Imaginar o panorama de adequação das micro e pequenas empresas brasileiras, nesta perspectiva, requer a condução não de um olhar meramente interno, mas sim de um rico exame da experiência internacional – em especial a da União Europeia (UE), com a General Data Protection Rule (GDPR), vanguarda no resguardo à privacidade.
Principal inspiração e fundamento técnico para a LGPD, a GDPR conta com força sancionatória na UE desde maio de 2018, contabilizando mais de três anos de aplicação concreta. O know-how europeu, nesse sentido, pode revelar um trajeto estratégico às pequenas empresas brasileiras diante da LGPD – em especial no que se refere às principais dúvidas de pequenos empreendedores, a citar: “minha empresa receberá multas por violações à privacidade?” e “como adequar meu negócio?”.
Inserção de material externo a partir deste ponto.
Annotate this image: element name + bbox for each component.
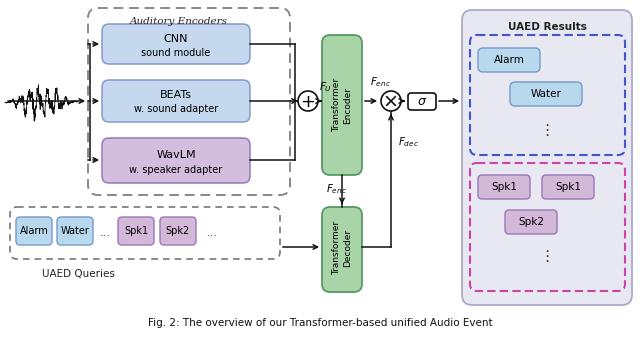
Text: Water: Water <box>531 89 561 99</box>
Text: $F_{enc}$: $F_{enc}$ <box>326 182 347 196</box>
Text: Transformer
Encoder: Transformer Encoder <box>332 78 352 132</box>
Text: Auditory Encoders: Auditory Encoders <box>130 17 228 26</box>
Text: UAED Queries: UAED Queries <box>42 269 115 279</box>
Text: Fig. 2: The overview of our Transformer-based unified Audio Event: Fig. 2: The overview of our Transformer-… <box>148 318 492 328</box>
Text: Water: Water <box>61 226 90 236</box>
Text: $F_U$: $F_U$ <box>319 80 332 94</box>
Text: ⋮: ⋮ <box>540 250 555 264</box>
FancyBboxPatch shape <box>102 138 250 183</box>
FancyBboxPatch shape <box>542 175 594 199</box>
FancyBboxPatch shape <box>510 82 582 106</box>
FancyBboxPatch shape <box>478 48 540 72</box>
Text: Alarm: Alarm <box>493 55 524 65</box>
FancyBboxPatch shape <box>462 10 632 305</box>
Text: Spk1: Spk1 <box>491 182 517 192</box>
Circle shape <box>298 91 318 111</box>
Text: sound module: sound module <box>141 48 211 58</box>
FancyBboxPatch shape <box>16 217 52 245</box>
Text: Spk2: Spk2 <box>518 217 544 227</box>
Text: Alarm: Alarm <box>20 226 49 236</box>
Text: Transformer
Decoder: Transformer Decoder <box>332 221 352 275</box>
FancyBboxPatch shape <box>322 207 362 292</box>
FancyBboxPatch shape <box>102 80 250 122</box>
Text: w. speaker adapter: w. speaker adapter <box>129 165 223 175</box>
FancyBboxPatch shape <box>118 217 154 245</box>
Text: ...: ... <box>100 228 111 238</box>
Text: WavLM: WavLM <box>156 150 196 160</box>
FancyBboxPatch shape <box>102 24 250 64</box>
Text: +: + <box>301 93 316 111</box>
Text: UAED Results: UAED Results <box>508 22 586 32</box>
Text: w. sound adapter: w. sound adapter <box>134 104 218 114</box>
Text: ...: ... <box>207 228 218 238</box>
Text: $\sigma$: $\sigma$ <box>417 95 427 108</box>
FancyBboxPatch shape <box>478 175 530 199</box>
Text: Spk2: Spk2 <box>166 226 190 236</box>
FancyBboxPatch shape <box>408 93 436 110</box>
FancyBboxPatch shape <box>322 35 362 175</box>
Circle shape <box>381 91 401 111</box>
FancyBboxPatch shape <box>57 217 93 245</box>
Text: Spk1: Spk1 <box>555 182 581 192</box>
Text: $F_{enc}$: $F_{enc}$ <box>370 75 391 89</box>
FancyBboxPatch shape <box>505 210 557 234</box>
Text: CNN: CNN <box>164 34 188 44</box>
Text: ⋮: ⋮ <box>540 122 555 137</box>
FancyBboxPatch shape <box>160 217 196 245</box>
Text: BEATs: BEATs <box>160 90 192 100</box>
Text: $F_{dec}$: $F_{dec}$ <box>398 135 419 149</box>
Text: Spk1: Spk1 <box>124 226 148 236</box>
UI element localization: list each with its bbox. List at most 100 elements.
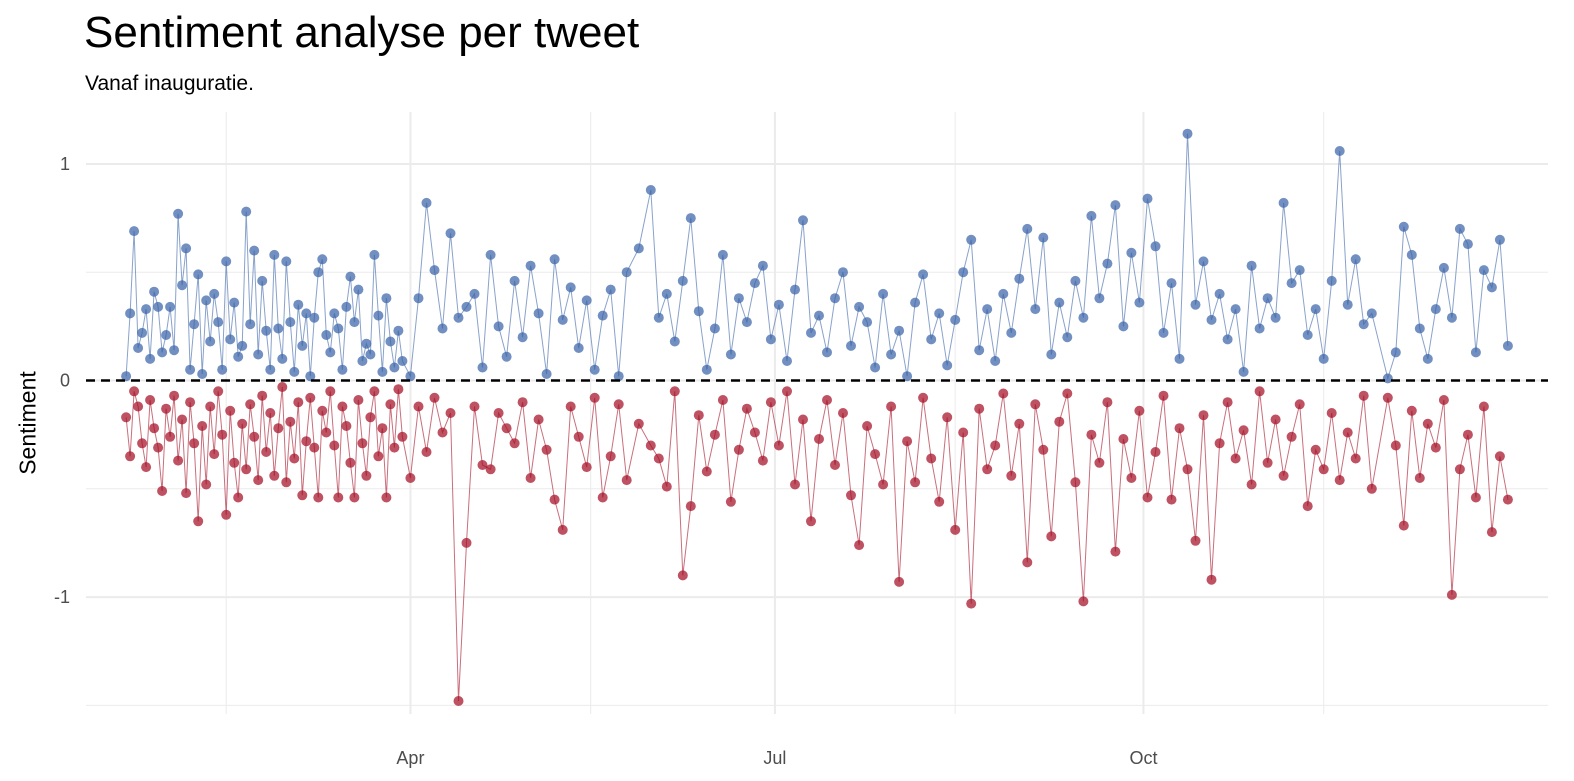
data-point [129,226,140,237]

Com base em tais dúvidas, duas perguntas, em particular, podem ser formuladas para investigação da experiência de regulação na UE: (i) Como as microempresas europeias buscaram entrar em conformidade à legislação de proteção de dados? e (ii) Qual o posicionamento dos agentes públicos fiscalizadores perante os small businesses, em termos de aplicação de multas e penalidades na UE?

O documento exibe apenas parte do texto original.